The Utah attorney general's office is reviewing a district judge's dismissal of a capital homicide charge against a prison inmate and may appeal the ruling to the Utah Supreme Court.

The office was approached about the case this week after 3rd District Judge Scott Daniels dismissed the first-degree murder charge and two related felony counts against Daniel R. Troyer.Daniels granted a defense motion to dismiss when Salt Lake County prosecutors said they could not move forward with the case because the judge had previously suppressed key witnesses and evidence.

The state has 30 days from Daniels' Tuesday decision to file an appeal.

"He makes them; we live with them," Bud Ellett, chief of the county attorney's justice division, said of the judge's decision. "But it doesn't mean we can't ask for it to be reviewed."

Ellett said the outright dismissal of capital homicide charges is a rare occurrence.

Defense attorneys James Valdez and Mark Moffat did not return telephone calls Friday, but they have maintained their client's innocence and said all of the judge's rulings were justified.

Troyer, 31, had been charged in the slaying of 88-year-old Ethel Luckau, who was found suffocated in her bed on Aug. 17, 1988, a day Troyer had allegedly walked away from a halfway house in Salt Lake City.

He remains incarcerated on convictions for escape and burglary but could be paroled within two years, prosecutors have said.

The county attorney's office hopes to have four elements of its case restored on appeal and refile the murder charge.

The disputed issues include allegedly incriminating statements made by Troyer to Salt Lake City Police Sgt.

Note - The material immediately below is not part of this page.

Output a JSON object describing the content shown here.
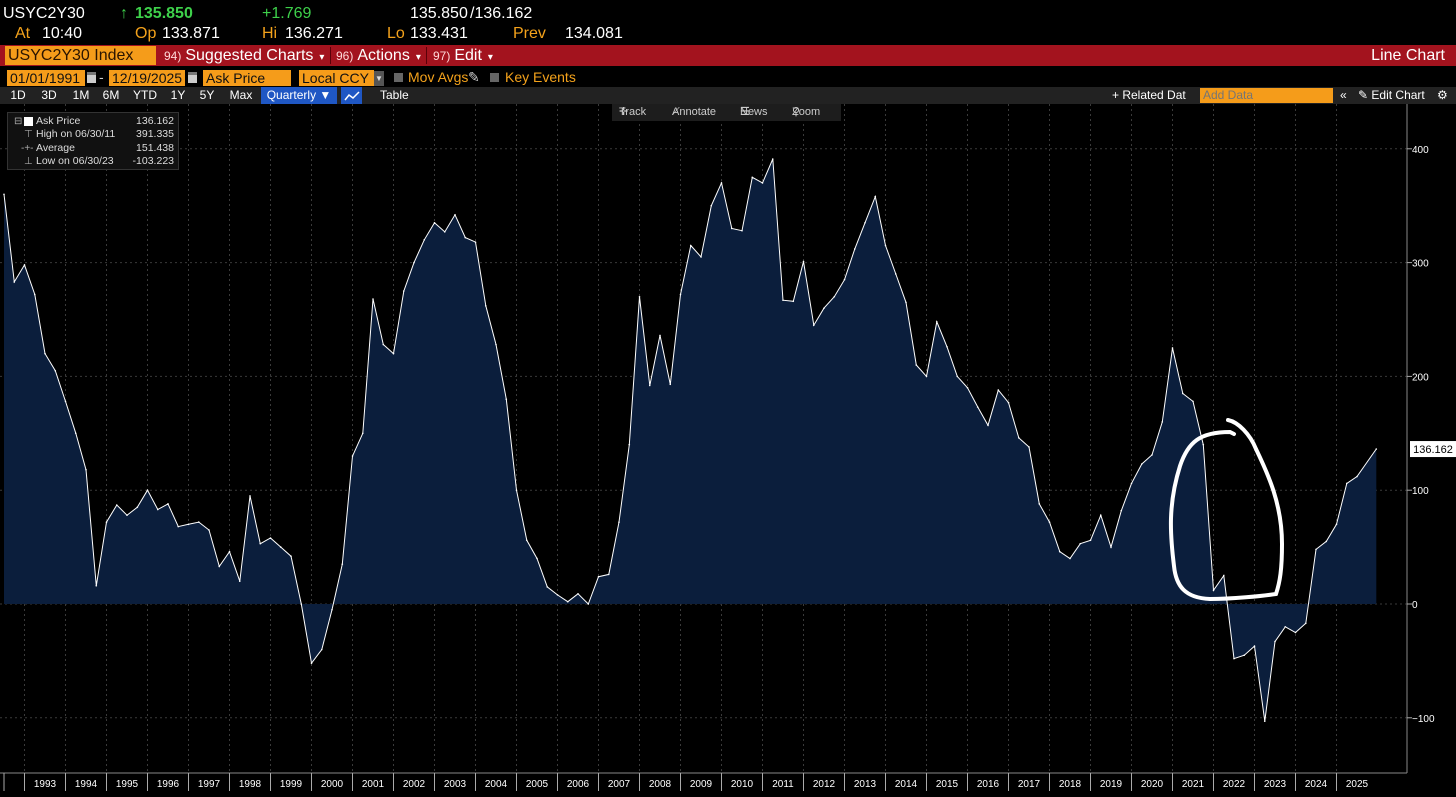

Don Bell; statements Troyer reportedly made to his sister, Bonnie, and to police who arrested him in Seattle several weeks after the slaying.

Prosecutors also want reversals of the judge's suppression of DNA analysis of hairs found at the crime scene and the testimony of another inmate, David Coon, who claims Troyer admitted sexually assaulting and killing Luckau.

"We are reviewing this but no decision has been made about whether there is sufficient basis for appeal," Chief Deputy Attorney General Joe Tesch said through a spokeswoman. "There are difficult issues involved and one of those is the estoppel issue" involving Coon's testimony.

Daniels disallowed that testimony under a burden-of-proof standard commonly used in civil cases but rarely seen in criminal trials.

The judge ruled that before Coon came forward prosecutors had said they had no prison informants, so they were barred from using "snitches" from that point on.

DNA evidence was suppressed for similar reasons.

"The DNA was more conclusive than any other single piece of forensic evidence," said Deputy County Attorney Greg Skordas.

Dave Thompson, chief of the attorney general's appellate division, said the case has not formally been turned over to his office yet, but that he expected to go over Daniels' rulings over the next couple of weeks.

Because the case is a capital homicide, the Supreme Court must hear any direct appeal from the state, he said.